TAL BECKER (Israel) welcomed the adoption of the draft by consensus. His delegation was particularly happy that those States that had been unable to join in consensus on similar texts in the past had done so now. He hoped the shift in position was an affirmation of the established principle that terrorism could never be justified in any circumstances.
He said the attempt to argue that Israeli measures to protect civilian lives were terrorism, while suicide attacks which threatened them were part of a legitimate struggle, was offensive in the extreme. The fundamental commitment to resolve disputes by peaceful means, and never through violence, must be respected. Israel remained ready the moment violence, terror and incitement was ended, to return to a genuine negotiating process on the basis of Security Council resolutions 242 and 338, and to make the painful compromises necessary for peace.
He said the Security Council and the Secretary-General had clearly rejected any suggestion that the use of force by Hezbollah, with Syrian and Lebanese support, was somehow a legitimate substitute for the peaceful resolution of disputes required by international law. Responding to peace overtures not with counter-proposals but with rejectionism and terror, sent the message that there was no interest in peace.
He said all the people in the region must work to reverse the dangerous cycle of violence. That work could begin with the rejection of the use of violence and terror, and a return to dialogue and the language of reconciliation, even in the Sixth Committee.
SAEID MIRZAEE-YENGEJEH (Iran) said references to General Assembly resolutions should be understood as including one (1991) in which it drew a distinction between the legitimate struggle against foreign occupation and acts of terrorism.
Mr. VAMOS-GOLDMAN (Canada) thanked delegations for their kind words, particularly for the constructive comments during negotiations. He also thanked the Chairman and other members of the Committee’s bureau for their support.
Right of reply
The representative of (Syria), in right of reply, said the representative of Israel had made statements which were not true. Terrorism exercised by Israel in the Middle East region had gone on for years. The Arab people had suffered under Israeli occupation. Israel had continued its occupation without respect for United Nations resolutions, particularly those by the Security Council which had recognized Israel as occupier of Palestinian lands. Israel had not respected those resolutions.
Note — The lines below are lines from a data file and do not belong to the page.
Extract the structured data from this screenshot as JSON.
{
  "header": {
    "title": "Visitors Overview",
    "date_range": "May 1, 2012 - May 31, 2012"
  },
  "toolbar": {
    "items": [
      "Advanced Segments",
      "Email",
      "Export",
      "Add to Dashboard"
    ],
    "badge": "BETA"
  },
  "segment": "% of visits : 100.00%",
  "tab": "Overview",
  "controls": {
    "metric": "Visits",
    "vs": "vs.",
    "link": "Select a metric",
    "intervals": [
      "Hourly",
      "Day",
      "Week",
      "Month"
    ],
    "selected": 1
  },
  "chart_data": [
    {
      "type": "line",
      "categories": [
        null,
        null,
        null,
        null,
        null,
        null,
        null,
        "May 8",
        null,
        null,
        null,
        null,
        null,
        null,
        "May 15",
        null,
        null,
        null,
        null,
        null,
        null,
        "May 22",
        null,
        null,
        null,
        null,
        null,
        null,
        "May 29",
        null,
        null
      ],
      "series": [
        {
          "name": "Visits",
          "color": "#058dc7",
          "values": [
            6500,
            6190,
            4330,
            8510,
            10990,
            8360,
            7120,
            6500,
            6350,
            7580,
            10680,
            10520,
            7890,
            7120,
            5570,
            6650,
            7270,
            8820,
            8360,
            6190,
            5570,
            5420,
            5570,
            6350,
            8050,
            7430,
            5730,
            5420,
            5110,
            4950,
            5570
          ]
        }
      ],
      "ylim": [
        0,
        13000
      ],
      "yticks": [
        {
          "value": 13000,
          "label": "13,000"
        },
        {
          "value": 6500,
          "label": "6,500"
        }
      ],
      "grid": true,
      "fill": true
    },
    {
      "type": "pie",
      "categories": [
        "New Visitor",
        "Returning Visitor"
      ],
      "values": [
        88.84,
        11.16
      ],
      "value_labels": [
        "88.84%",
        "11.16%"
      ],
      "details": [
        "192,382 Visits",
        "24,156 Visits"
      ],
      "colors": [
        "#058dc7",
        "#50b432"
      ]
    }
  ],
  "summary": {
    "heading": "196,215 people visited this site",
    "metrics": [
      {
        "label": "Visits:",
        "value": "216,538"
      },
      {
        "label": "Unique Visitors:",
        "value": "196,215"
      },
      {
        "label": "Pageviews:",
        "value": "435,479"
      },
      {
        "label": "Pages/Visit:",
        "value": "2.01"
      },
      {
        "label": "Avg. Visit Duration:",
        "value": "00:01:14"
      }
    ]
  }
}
He said the Prime Minister of Israel had been summoned to appear before a Belgian court for "terrorist crimes against humanity". Those crimes occurred in Lebanon in 1978, he said. The resolution of the conflict in the region could be achieved by the implementation of Security Council resolution 242. Israel had not attended a conference called ten years ago to negotiate a settlement of the conflict. That action gave a true picture of who was interested in peace, he said.
The representative of Lebanon said the deliberate murder of people, mostly women and children, in a United Nations compound in the Lebanese border was an act of State terrorism. The Israeli action was a most heinous crime which must be condemned.